ST. PAUL, Minn. (AP) — Gov. Mark Dayton stopped short Thursday of expressing full faith in the executive leadership of Minnesota's health insurance exchange, calling continued problems at MNsure "unacceptable" and saying they must be resolved very soon.
The Democratic governor was asked Thursday if he's confident that exchange leaders were adequately addressing several problems. He said he'd wait a week to 10 days to render that judgment.
Minnesotans who want to buy private insurance coverage effective Jan. 1 under the federal health overhaul have until Dec. 23 to get it through MNsure. Dayton said the days leading up to that deadline "will be critical not only to the functioning of the operation given the timetable but also the capability of the senior staff and the board to manage the organization through this challenging time."
Nearly 25,000 people had enrolled in coverage through MNsure by Nov. 30, for a total number of people covered of 71,579 because of family insurance plans. But aspects of the MNsure operation have been plagued by problems. Callers to its hotline have been experiencing waits of up to an hour, and Minnesota insurance companies have complained that they continue to get inaccurate or incomplete information about insurance enrollees from the agency.

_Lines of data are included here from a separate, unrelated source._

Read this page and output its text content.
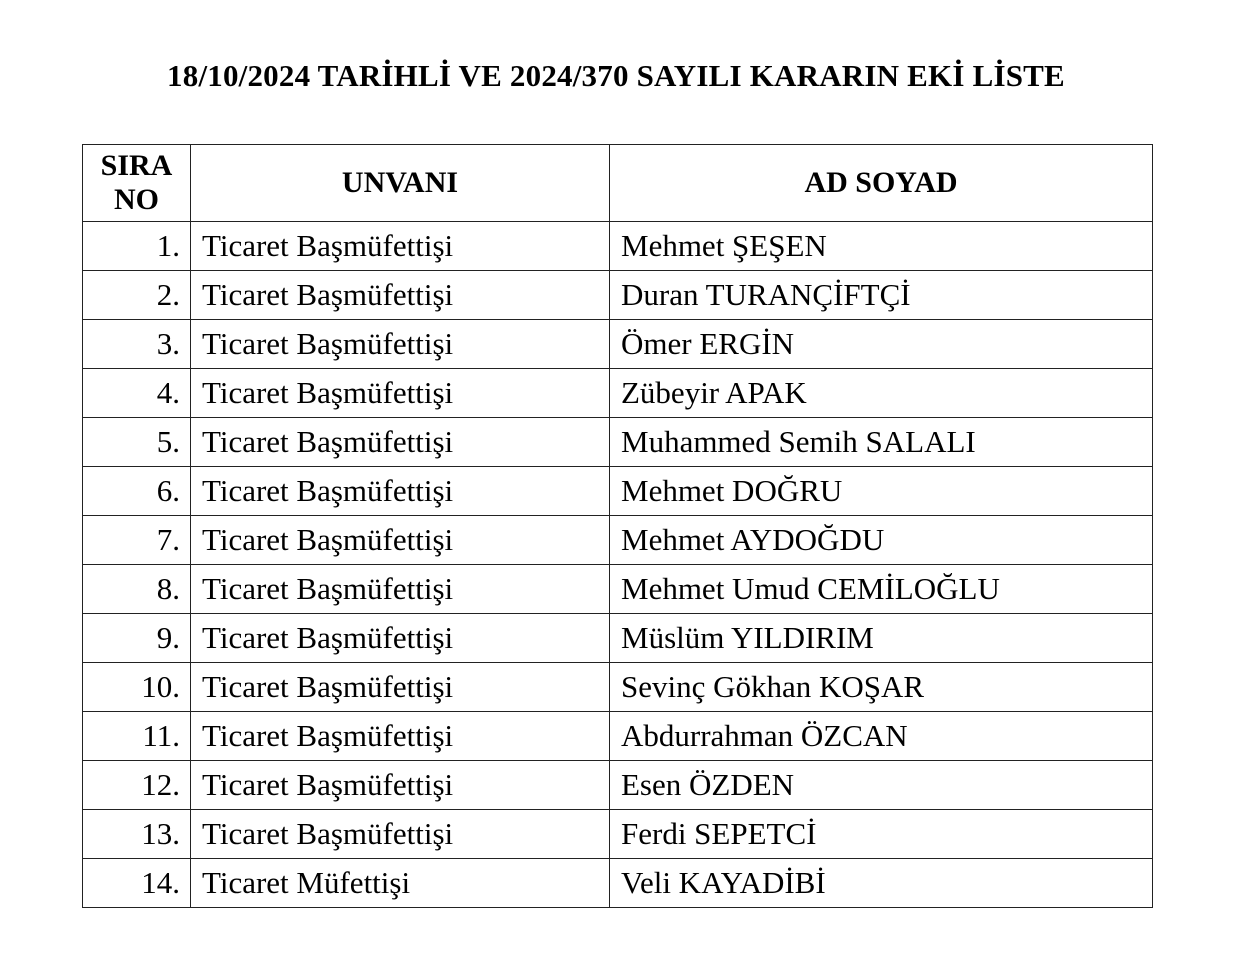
18/10/2024 TARİHLİ VE 2024/370 SAYILI KARARIN EKİ LİSTE
SIRA
NO	UNVANI	AD SOYAD
1.	Ticaret Başmüfettişi	Mehmet ŞEŞEN
2.	Ticaret Başmüfettişi	Duran TURANÇİFTÇİ
3.	Ticaret Başmüfettişi	Ömer ERGİN
4.	Ticaret Başmüfettişi	Zübeyir APAK
5.	Ticaret Başmüfettişi	Muhammed Semih SALALI
6.	Ticaret Başmüfettişi	Mehmet DOĞRU
7.	Ticaret Başmüfettişi	Mehmet AYDOĞDU
8.	Ticaret Başmüfettişi	Mehmet Umud CEMİLOĞLU
9.	Ticaret Başmüfettişi	Müslüm YILDIRIM
10.	Ticaret Başmüfettişi	Sevinç Gökhan KOŞAR
11.	Ticaret Başmüfettişi	Abdurrahman ÖZCAN
12.	Ticaret Başmüfettişi	Esen ÖZDEN
13.	Ticaret Başmüfettişi	Ferdi SEPETCİ
14.	Ticaret Müfettişi	Veli KAYADİBİ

In a statement released by MNsure, board chairman Brian Beutner said he agreed with Dayton on the importance of solving outstanding problems. He noted that the agency upped staffing at its call center, and is working with insurance companies to solve the data transfer issues.
"As with any startup, we will continue to see new issues come up and the MNsure team is working around the clock to resolve issues as they come up," Beutner said.

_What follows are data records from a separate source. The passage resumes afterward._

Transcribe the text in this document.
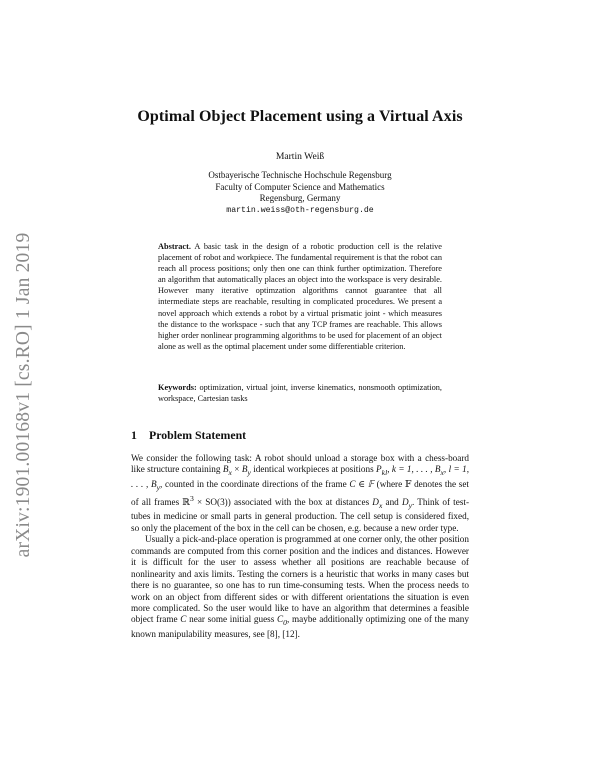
arXiv:1901.00168v1 [cs.RO] 1 Jan 2019
Optimal Object Placement using a Virtual Axis
Martin Weiß
Ostbayerische Technische Hochschule Regensburg
Faculty of Computer Science and Mathematics
Regensburg, Germany
martin.weiss@oth-regensburg.de

Abstract. A basic task in the design of a robotic production cell is the relative placement of robot and workpiece. The fundamental requirement is that the robot can reach all process positions; only then one can think further optimization. Therefore an algorithm that automatically places an object into the workspace is very desirable. However many iterative optimzation algorithms cannot guarantee that all intermediate steps are reachable, resulting in complicated procedures. We present a novel approach which extends a robot by a virtual prismatic joint - which measures the distance to the workspace - such that any TCP frames are reachable. This allows higher order nonlinear programming algorithms to be used for placement of an object alone as well as the optimal placement under some differentiable criterion.

Keywords: optimization, virtual joint, inverse kinematics, nonsmooth optimization, workspace, Cartesian tasks
1 Problem Statement

We consider the following task: A robot should unload a storage box with a chess-board like structure containing $B_x \times B_y$ identical workpieces at positions $P_{kl}$, k = 1, . . . , $B_x$, l = 1, . . . , $B_y$, counted in the coordinate directions of the frame C ∈ 𝔽 (where 𝔽 denotes the set of all frames ℝ$^3$ × SO(3)) associated with the box at distances $D_x$ and $D_y$. Think of test-tubes in medicine or small parts in general production. The cell setup is considered fixed, so only the placement of the box in the cell can be chosen, e.g. because a new order type.

Usually a pick-and-place operation is programmed at one corner only, the other position commands are computed from this corner position and the indices and distances. However it is difficult for the user to assess whether all positions are reachable because of nonlinearity and axis limits. Testing the corners is a heuristic that works in many cases but there is no guarantee, so one has to run time-consuming tests. When the process needs to work on an object from different sides or with different orientations the situation is even more complicated. So the user would like to have an algorithm that determines a feasible object frame C near some initial guess $C_0$, maybe additionally optimizing one of the many known manipulability measures, see [8], [12].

Dayton was also asked about a report on Watchdog.org, a conservative news site, that MNsure's executive director April Todd-Malmlov took a nearly two-week vacation to Costa Rica in late November. The site criticized her for taking time off in a period where site and call center problems were still unresolved.
MNsure confirmed the vacation but said Todd-Malmlov notified board members of her absence and was in daily phone and email contact with agency staff. Dayton said his office also got notice of the vacation.
Dayton signed the legislation that created MNsure and appointed its board. He noted that the board now has direct authority over Todd-Malmlov.
Associated Press reporter Brian Bakst contributed to this report.